The indolocarbazole antitumor agent rebeccamycin is modified by chlorine atoms on each of two indole moieties of the aglycone scaffold. These halogens are incorporated during the initial step of its biosynthesis from conversion of L-Trp to 7-chlorotryptophan. Two genes in the biosynthetic cluster, rebF and rebH, are predicted to encode the flavin reductase and halogenase components of an FADH2-dependent halogenase, a class of enzymes involved in the biosynthesis of numerous halogenated natural products. Here, we report that, in the presence of O2, chloride ion, and L-Trp as cosubstrates, purified RebH displays robust regiospecific halogenating activity to generate 7-chlorotryptophan over at least 50 catalytic cycles. Halogenation by RebH required the addition of RebF, which catalyzes the NADH-dependent reduction of FAD to provide FADH2 for the halogenase. Maximal rates were achieved at a RebF/RebH ratio of 3:1. In air-saturated solutions, a k(cat) of 1.4 min(-1) was observed for the RebF/RebH system but increased at least 10-fold in low-pO2 conditions. RebH was also able to use bromide ions to generate monobrominated Trp. The demonstration of robust chlorinating activity by RebF/RebH sets up this system for the probing of mechanistic questions regarding this intriguing class of enzymes.

Fig. 1.

Chlorination of Trp to 7-chlorotryptophan as the initial step in the biosynthesis of rebeccamycin.

Fig. 2.

Formation of 7-chlorotryptophan by RebF/RebH. (A) Radio-HPLC traces of RebF/RebH reaction products derived from l-[¹⁴C]Trp showing time-dependent formation of 7-chlorotryptophan.
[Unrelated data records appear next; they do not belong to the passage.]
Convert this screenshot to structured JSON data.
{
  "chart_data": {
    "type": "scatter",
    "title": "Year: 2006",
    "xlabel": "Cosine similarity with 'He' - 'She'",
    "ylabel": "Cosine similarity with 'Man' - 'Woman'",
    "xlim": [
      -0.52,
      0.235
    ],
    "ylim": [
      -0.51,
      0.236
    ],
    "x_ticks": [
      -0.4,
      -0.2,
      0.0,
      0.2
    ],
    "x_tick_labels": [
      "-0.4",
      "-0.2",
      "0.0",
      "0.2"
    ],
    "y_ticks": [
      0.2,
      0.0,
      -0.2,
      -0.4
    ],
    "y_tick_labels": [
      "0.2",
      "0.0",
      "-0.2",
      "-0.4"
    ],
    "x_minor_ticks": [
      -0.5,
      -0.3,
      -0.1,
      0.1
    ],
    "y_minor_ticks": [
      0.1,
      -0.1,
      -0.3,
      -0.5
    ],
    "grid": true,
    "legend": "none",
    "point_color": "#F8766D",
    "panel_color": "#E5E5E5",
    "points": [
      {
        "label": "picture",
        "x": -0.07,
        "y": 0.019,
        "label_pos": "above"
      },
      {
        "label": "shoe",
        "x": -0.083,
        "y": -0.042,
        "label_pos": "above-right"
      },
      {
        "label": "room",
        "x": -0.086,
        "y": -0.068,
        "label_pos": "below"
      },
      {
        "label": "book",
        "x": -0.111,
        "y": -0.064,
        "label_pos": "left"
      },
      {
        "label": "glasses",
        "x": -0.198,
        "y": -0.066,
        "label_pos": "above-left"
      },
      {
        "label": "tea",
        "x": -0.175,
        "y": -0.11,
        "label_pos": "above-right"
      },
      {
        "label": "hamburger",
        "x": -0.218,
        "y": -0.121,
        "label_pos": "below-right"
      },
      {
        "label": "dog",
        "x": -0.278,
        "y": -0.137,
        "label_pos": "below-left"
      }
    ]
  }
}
Product formation requires O₂. When chloride ion was provided as [³⁶Cl]NaCl, l-Trp was converted to product containing ³⁶Cl label (trace at the bottom). (B) MALDI MS analysis of the [M + H]⁺ reaction product is consistent with formation of a monochlorinated Trp with the characteristic 3:1 M/M + 2 isotopic distribution of chlorine. (C) k_obs for RebH (6 μM) varies with RebF concentration (0–30 μM). Optimal activity for RebF/RebH is achieved at a RebF/RebH ratio of 3:1.

Fig. 3.

Bromination of l-Trp by RebF/RebH. Radio-HPLC of the RebF/RebH reaction supplemented with excess NaBr shows a new l-[¹⁴C]Trp-derived product with a retention time greater than that of 7-chlorotryptophan. The [M + H]⁺ compound mass and a 1:1 M/M + 2 mass ratio observed by MALDI-MS are indicative of a monobrominated Trp.

Fig. 4.

Proposed mechanism for halogenation by FADH₂-dependent halogenases. After formation of a FAD-OOH intermediate, the reactive chlorine is generated as a proposed FAD-O-Cl intermediate. Chlorination of l-Trp proceeds by attack of the aromatic π electrons on the FAD-O-Cl intermediate in a two-electron mechanism. Abstraction of a proton then generates the final product, 7-chlorotryptophan.